Something under-appreciated about the mathematics of limits, which shows itself in the enduring confusion that 0.99... isn't equal to 1, is that when you're evaluating the limit of something; all the steps to reach that limit have already happened. So 'every finite step' misses the mark, as the limit is characterised as after all steps have been done. This means when you characterise irrationals as convergent sequences of rationals, the infinity of the sequence iterates has been 'done in advance'. If you truncate the series at some point you obtain an approximation to the limit, but really the limit has 'already been evaluated' as soon as you write it down. Similarly, you can conjure up the reals by augmenting the rationals with all such sequences; since the sequences have already terminated in advance.

Just briefly - about to sleep - one of the things Rosen develops is that - to continue the balloon analogy - while it's true that Weirstrass developed a method to, as it were, contain the Zeno paradoxes, mathematical artefacts end up showing up 'one level up' again ('the air gets displaced in the balloon'). It's at this point I stop being able to follow the nitty gritty of the math, but here's where he ends up going:

"In the context I have developed here, the transition from rationals to reals gets around the original Zeno paradoxes, mainly because the reals are uncountable, shocking as this word might be to Pythagoras. In particular, a line segment is no longer a countable union of its constituent points, and hence, as long as we demand only countable additivity of our measure [lambda], we seem to be safe. We are certainly so as long as we do not stray too far from line segments (or intervals); i.e., we limit ourselves to a universe populated only by things built from intervals by at most countable applications of set-theoretic operations (unions, intersections, complementations). This is the universe of the Borel sets.

But if R is now the real numbers ... we are now playing with 2^R. Thus we would recapture the Pythagorean ideals, and fully embody the primacy of arithmetic... if it were the case that everything in 2^R were a Borel set. We could then say that we had enlarged arithmetic “enough” to be able to stop. Unfortunately, that is not the way it is. Not only is there a set in 2^R that is not a Borel set, but it turns out that there are many of them; it turns out further that there are so many that a Borel set is of the greatest rarity among them. It is in fact nongeneric for something in 2^R to be Borel". I'll send you the chapter, and, perhaps, if you have the time you might see where this goes (basically you get a progression form irrationals -> Zeno -> Borel sets as nongeneric -> ... -> Godel; Rosen also mentions Banach-Tarski as another instance of an artefact produced by the assumption of commensuribility).

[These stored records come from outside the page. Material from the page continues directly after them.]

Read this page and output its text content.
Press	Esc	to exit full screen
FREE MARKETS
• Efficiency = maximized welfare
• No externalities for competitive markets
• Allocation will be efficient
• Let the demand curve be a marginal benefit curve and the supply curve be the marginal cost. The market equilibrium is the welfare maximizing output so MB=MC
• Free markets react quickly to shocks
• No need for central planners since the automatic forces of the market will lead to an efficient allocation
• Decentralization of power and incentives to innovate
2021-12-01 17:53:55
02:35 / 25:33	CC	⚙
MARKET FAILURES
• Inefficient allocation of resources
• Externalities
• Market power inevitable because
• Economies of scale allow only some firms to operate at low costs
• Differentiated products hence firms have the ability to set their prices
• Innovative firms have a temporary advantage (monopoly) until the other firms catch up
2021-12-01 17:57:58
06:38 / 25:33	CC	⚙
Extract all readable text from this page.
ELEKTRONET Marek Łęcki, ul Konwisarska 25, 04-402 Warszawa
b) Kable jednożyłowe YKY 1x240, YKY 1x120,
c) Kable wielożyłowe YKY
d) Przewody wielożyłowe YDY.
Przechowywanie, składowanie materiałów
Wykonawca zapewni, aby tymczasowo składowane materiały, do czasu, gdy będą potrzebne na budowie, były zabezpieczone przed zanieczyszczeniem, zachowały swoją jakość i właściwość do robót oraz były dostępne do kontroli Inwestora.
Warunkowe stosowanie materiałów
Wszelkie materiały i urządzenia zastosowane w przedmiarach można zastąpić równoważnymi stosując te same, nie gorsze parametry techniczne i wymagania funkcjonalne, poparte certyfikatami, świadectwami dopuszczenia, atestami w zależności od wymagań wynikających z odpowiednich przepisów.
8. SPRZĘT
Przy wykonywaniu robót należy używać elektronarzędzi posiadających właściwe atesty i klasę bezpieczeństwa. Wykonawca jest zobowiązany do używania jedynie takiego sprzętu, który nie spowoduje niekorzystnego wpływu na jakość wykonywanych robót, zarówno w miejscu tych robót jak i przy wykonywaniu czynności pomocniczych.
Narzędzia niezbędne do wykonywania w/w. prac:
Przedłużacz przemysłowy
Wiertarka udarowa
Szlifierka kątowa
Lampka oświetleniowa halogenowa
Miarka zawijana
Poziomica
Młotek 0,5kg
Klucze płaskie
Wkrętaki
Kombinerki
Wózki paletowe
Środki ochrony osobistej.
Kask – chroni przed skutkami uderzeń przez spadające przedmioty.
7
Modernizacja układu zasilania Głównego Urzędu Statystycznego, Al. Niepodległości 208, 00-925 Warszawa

So I guess what I wonder - genuine question - is whether the paradoxes of intuition are only seen to be paradoxes of intuition in the light of now-established mathematical development, so that what once seemed to be a paradox of formalism becomes a paradox of intuition after we come up with a way to develop the math a little (usually by 'enlarging the arithmetic'). I'm wondering because if it's possible to view the development of math (so far) as the development of ever more ingenious ways of burying incommensurability through higher-order abstractions for the sake of upholding commensuribility, then at the limit, would it be possible to say that the distinction between paradoxes of intuition and paradoxes of formalism are just the recto and verso of the same (ultimately) unsurpressable undertow of incommensuribility, just seen from different temporal angles? (as in - PoI 'after' mathematical development, PoF 'before' development). Hope this question makes sense.

But they don't involve any incommensurability, right? I'm trying to understand the connection.

Just wanna come back and address these together as they all hit on similar points that I think deserve to be expanded upon. — StreetlightX

Not sure that does answer my point, which is about infinite divisibility. It's the divisibility of the line that creates the numbers - IOW it's the notionally zero-width cut that separates the continuum into parts that creates the numbers, it's not that you're building up a bunch of nothings into a something, as with Zeno.

And so long as you can do that, you can find a common measure.